La importancia de la música en la experiencia de los comensales

Poner música o no. Qué tipo o género, en qué momento, a qué volumen. Estos son algunos de los puntos a definir que pueden ayudar a que el público lo pase mejor.
Por Alicia Sisteró
Instagram @aliciasistero
Diseño, luz, aromas y lo que oímos son algunos componentes que influyen en el ambiente y en las vivencias de los clientes. Es tal la importancia de la música, que existen especialistas dedicados a asesorar e implementar una serie de recursos para lograr determinados efectos en los comensales. Aunque también la ausencia de música y ruidos es utilizada junto a un interiorismo minimalista para que el público se focalice más en la comida y bebida.
¿Eligen las personas el restaurante por su música? En ocasiones sí. Cuando no les interesa mucho qué van a comer, o necesitan hablar tranquilos en una reunión de trabajo, o quieren tener una cena romántica. También están aquellos a quienes no les interesa en absoluto la música que escuchan, pero sin saberlo están siendo influidos en su estado de ánimo por los sonidos que perciben.

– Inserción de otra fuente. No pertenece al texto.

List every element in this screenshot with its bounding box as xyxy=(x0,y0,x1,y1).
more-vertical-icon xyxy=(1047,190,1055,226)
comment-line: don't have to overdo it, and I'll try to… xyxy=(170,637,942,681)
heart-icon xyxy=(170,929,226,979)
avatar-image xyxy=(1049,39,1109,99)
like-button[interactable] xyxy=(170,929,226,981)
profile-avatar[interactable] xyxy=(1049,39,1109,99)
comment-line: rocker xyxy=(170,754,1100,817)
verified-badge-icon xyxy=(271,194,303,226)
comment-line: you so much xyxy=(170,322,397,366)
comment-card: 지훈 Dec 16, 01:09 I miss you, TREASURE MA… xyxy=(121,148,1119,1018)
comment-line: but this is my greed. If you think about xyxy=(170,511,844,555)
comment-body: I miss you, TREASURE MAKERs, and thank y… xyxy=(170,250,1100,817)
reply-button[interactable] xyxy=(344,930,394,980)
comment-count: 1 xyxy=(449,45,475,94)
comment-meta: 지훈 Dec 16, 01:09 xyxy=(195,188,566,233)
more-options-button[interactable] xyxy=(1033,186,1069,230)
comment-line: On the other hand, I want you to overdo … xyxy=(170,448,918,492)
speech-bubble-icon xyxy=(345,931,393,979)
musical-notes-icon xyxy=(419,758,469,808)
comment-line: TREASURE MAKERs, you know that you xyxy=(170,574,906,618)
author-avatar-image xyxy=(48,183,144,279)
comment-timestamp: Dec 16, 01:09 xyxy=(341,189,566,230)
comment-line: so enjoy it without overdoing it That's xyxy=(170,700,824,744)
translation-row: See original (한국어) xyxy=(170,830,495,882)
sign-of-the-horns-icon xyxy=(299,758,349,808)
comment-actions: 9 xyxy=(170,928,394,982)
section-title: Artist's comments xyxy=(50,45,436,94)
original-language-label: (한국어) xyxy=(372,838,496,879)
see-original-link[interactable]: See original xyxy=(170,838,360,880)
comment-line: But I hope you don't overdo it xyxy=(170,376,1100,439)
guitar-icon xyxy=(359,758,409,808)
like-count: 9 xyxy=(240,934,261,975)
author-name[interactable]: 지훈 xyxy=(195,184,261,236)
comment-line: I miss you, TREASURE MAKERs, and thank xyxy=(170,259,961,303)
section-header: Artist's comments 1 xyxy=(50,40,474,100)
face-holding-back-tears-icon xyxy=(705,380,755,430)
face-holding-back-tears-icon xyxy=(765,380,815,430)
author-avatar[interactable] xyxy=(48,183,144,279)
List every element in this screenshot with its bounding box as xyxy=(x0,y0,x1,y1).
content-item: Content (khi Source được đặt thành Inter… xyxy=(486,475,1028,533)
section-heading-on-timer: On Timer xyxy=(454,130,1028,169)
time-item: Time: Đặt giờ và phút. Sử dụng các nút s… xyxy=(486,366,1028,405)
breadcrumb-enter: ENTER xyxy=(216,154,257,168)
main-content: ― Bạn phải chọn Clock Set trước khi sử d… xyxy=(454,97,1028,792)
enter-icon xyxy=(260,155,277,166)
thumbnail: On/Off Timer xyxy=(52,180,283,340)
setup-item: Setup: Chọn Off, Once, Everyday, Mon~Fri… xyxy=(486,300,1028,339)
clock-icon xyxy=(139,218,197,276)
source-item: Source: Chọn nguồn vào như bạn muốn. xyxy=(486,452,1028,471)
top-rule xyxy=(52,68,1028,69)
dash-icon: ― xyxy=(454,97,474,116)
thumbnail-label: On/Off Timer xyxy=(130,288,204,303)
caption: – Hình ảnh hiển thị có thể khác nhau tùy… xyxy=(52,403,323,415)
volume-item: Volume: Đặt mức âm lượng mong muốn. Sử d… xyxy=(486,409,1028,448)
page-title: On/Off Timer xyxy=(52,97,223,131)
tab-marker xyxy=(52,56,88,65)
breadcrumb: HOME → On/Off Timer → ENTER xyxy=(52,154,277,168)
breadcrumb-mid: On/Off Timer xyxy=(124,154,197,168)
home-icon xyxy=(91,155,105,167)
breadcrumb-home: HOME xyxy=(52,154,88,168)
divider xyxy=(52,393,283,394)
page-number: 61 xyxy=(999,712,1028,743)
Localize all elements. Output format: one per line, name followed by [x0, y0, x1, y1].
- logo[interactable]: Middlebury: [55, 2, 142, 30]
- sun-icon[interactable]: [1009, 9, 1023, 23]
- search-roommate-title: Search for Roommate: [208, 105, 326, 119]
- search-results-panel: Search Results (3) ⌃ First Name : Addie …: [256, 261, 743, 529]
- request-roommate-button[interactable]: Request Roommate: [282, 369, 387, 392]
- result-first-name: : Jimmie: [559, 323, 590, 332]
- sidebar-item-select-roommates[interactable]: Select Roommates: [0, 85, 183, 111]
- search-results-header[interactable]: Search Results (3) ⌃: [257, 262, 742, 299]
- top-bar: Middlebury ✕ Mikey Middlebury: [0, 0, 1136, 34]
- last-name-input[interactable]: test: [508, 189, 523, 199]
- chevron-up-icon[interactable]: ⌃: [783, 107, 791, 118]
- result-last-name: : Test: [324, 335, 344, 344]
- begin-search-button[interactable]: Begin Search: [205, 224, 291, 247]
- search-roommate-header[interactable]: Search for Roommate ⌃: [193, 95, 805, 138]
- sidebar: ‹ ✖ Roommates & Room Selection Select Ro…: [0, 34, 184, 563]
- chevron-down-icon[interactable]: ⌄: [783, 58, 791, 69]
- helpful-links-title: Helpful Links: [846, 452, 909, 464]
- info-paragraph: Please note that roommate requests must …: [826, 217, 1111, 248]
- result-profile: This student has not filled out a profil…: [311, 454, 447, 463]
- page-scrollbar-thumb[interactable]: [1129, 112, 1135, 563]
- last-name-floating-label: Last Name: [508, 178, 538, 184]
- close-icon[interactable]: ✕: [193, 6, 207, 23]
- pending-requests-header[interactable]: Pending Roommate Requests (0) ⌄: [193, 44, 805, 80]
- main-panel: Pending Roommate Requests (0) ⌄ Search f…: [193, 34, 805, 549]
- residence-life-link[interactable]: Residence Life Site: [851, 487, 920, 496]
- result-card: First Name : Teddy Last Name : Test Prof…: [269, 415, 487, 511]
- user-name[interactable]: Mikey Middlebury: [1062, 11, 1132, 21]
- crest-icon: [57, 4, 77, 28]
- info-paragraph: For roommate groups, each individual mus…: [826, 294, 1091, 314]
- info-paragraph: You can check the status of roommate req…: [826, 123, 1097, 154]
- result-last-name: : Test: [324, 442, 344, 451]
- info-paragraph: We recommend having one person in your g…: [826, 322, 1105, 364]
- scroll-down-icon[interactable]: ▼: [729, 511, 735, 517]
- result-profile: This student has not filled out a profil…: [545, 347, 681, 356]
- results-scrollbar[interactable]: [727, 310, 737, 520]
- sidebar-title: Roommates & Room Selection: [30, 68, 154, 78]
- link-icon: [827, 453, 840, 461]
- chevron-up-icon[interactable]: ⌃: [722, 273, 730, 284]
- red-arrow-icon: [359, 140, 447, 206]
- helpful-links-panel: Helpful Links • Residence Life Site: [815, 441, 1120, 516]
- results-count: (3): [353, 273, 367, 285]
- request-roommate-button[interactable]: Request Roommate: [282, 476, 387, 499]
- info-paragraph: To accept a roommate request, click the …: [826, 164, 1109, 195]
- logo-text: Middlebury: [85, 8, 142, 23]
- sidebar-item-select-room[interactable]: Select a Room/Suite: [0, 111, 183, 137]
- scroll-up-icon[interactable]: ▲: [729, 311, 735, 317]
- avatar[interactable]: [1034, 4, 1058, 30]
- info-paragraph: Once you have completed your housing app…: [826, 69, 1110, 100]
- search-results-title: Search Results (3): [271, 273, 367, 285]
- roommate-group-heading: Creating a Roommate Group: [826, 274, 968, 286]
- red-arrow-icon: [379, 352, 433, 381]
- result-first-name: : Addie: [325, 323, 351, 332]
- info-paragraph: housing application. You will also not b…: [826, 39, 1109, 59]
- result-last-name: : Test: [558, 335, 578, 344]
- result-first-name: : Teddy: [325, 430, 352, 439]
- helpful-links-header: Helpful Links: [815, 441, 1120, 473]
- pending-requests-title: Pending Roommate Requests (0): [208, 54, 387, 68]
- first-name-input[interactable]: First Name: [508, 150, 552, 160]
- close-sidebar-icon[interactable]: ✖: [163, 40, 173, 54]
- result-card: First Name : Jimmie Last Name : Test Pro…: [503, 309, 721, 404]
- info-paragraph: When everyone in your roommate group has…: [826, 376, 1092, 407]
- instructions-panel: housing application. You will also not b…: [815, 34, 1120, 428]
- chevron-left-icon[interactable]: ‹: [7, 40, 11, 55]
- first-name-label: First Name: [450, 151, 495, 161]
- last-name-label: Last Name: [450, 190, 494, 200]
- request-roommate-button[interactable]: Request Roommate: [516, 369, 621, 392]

Lo primero que un restaurante debería hacer para elegir la música, es recordar el tipo de público al que apunta: sexo, edad, estilo de vida, gustos. Así será más fácil coincidir con sus gustos musicales, y mejorar su experiencia.

Volumen alto y canciones con ritmo acelerado producen un efecto de agitación que se traducen en mayor consumo. Volumen bajo y un estilo suave como jazz o clásica, provocan sensación de bienestar y abren el apetito, logrando a veces más del 20% de aumento en la compra.
Cada día más restaurantes eligen musicalizar sus espacios, dándole tanta importancia como a su decoración, el servicio o la materia prima. Incluso algunos apoyan su imagen y concepto en estilos musicales, convirtiéndose en restaurantes temáticos.